Wnuk psychoanalityka Zygmunta Freuda Lucien dążył raczej do surowości niż malowania błyszczących artystycznych nagości, mówiąc: „Mój pomysł na portret zrodził się z niezadowolenia z portretów przypominających ludzi”. Podobnie jak zużyte meble, które pozują i więdnące rośliny domowe, które dzielą płótno, jego poddani noszą upływ czasu w fałdach i zmarszczkach.

Jego technika jest odwrotna do większości. Tam, gdzie szkicują i układają obraz, a następnie dopracowują szczegóły, maluje całą twarz do perfekcji, a następnie pozwala na rozwinięcie się sceny wokół niej, co powoduje powstanie dziwnie ukształtowanych płócien, w których tu i tam dodawano prostokąty, aby pomieścić przedmioty. „Czułem, że sposób, w jaki ułożyłem rzeczy, wyglądał dziwnie, a życie wyglądało dziwnie” - wyjaśnił.

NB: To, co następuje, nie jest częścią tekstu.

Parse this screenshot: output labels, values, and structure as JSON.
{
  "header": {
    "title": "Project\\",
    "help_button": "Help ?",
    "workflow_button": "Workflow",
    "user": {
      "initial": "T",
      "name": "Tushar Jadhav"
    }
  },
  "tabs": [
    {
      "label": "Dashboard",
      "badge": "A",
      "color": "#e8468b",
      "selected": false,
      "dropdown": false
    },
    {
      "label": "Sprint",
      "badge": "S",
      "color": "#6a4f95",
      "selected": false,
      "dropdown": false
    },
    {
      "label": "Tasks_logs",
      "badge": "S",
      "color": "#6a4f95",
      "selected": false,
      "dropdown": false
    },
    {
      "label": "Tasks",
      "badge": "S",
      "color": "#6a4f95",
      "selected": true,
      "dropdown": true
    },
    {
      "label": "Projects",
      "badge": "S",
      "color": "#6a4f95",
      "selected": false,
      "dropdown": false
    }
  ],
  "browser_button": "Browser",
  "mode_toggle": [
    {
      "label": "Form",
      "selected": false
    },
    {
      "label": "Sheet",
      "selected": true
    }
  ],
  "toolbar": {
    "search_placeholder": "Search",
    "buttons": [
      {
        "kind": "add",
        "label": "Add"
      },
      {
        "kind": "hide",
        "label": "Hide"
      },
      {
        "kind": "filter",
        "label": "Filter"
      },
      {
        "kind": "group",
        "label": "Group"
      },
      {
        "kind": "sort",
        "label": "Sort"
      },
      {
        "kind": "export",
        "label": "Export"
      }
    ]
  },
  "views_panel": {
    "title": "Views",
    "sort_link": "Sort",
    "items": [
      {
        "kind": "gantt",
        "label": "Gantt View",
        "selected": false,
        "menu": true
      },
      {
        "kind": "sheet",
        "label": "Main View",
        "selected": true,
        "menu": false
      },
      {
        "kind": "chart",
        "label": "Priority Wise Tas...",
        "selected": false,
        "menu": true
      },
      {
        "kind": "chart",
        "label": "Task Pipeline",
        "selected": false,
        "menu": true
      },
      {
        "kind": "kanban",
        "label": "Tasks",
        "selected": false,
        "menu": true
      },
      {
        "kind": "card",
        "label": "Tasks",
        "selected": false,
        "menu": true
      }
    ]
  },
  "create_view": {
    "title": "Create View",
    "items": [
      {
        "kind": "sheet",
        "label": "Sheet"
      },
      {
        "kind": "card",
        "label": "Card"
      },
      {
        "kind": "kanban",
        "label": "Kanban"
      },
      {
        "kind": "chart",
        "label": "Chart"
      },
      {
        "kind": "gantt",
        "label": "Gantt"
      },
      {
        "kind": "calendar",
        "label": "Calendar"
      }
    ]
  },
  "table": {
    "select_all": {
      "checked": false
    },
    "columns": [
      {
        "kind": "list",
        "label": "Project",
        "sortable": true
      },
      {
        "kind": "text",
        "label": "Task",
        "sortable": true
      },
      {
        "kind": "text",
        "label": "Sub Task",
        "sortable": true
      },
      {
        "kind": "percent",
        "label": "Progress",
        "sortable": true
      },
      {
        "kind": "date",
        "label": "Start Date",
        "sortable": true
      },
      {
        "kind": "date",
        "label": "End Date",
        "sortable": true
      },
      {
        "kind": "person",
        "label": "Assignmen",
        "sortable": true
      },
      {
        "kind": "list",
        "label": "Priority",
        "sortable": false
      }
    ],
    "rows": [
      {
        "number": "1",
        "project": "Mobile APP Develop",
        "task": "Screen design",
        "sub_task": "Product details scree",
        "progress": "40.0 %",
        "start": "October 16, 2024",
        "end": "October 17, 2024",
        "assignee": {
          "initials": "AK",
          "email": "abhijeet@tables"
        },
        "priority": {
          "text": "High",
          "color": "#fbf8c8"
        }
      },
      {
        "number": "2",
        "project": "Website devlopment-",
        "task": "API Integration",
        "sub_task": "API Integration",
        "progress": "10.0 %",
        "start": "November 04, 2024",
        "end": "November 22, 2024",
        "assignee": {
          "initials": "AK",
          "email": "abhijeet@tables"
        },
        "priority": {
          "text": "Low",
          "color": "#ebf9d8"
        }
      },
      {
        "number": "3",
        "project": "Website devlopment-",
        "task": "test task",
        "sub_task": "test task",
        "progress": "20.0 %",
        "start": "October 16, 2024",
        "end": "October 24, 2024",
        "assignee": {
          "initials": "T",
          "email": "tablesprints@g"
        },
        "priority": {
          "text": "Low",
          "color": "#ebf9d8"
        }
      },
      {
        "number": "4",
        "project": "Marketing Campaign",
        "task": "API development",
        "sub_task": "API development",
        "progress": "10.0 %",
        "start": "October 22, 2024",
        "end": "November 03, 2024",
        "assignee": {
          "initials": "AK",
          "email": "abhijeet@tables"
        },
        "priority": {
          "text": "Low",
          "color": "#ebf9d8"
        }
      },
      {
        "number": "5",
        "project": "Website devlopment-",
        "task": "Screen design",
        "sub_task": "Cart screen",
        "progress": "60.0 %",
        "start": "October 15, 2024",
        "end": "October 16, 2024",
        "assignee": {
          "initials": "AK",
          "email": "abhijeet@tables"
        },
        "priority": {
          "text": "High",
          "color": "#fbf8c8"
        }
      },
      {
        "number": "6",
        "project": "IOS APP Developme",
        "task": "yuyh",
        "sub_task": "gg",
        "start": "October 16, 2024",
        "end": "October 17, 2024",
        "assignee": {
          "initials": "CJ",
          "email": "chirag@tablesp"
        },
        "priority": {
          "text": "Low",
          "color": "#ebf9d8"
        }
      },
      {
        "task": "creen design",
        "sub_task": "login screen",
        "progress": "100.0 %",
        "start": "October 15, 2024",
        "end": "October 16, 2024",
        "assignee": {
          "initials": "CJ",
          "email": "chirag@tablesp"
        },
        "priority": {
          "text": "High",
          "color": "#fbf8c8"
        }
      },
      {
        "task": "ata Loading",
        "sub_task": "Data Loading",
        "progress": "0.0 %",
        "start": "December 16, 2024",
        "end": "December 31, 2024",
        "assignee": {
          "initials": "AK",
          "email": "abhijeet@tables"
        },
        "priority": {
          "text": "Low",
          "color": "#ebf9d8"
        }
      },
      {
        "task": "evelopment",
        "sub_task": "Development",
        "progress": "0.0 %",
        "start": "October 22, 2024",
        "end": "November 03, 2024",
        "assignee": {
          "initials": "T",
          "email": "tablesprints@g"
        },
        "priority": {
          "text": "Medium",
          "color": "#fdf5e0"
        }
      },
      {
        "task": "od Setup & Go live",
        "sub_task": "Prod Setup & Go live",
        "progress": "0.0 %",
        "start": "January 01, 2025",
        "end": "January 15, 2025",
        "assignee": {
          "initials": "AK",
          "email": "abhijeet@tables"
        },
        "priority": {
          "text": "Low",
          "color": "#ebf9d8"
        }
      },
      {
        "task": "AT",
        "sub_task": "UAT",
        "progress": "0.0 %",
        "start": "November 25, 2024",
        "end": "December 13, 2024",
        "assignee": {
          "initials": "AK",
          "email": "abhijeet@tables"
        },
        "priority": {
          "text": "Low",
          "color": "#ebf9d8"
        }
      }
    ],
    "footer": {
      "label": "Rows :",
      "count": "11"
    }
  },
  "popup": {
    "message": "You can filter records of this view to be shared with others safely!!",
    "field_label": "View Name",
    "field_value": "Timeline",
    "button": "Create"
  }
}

W jego pracowni morze porzuconych tkanin, używanych do wycierania pędzli, leżą w tle, a ściany, futrzane i ciemne, są spryskane warstwami farby, jak formacje mchu jaskiniowego. Patrząc, jak pracuje, możesz zobaczyć, jak skrupulatnie zastosowano każde uderzenie, gdy badał sposób, w jaki szare cienie i kremowe promienie słoneczne padają na skórę. Podobnie jak prace Cezanne'a, jego obrazy najlepiej oglądać z daleka. Tak jak kubistyczne krajobrazy kwadratów budują góry, długie pociągnięcia pędzla łączą się w kontury ciała.

Bilet w Centrum Pompidou za 11 euro zapewnia dostęp do ogromnej stałej kolekcji, a także tymczasowych eksponatów. Prace Luciena Freuda będą wystawiane do 19 lipca.

Instrukcje Wideo: What you should know about Lucian Freud (Może 2024).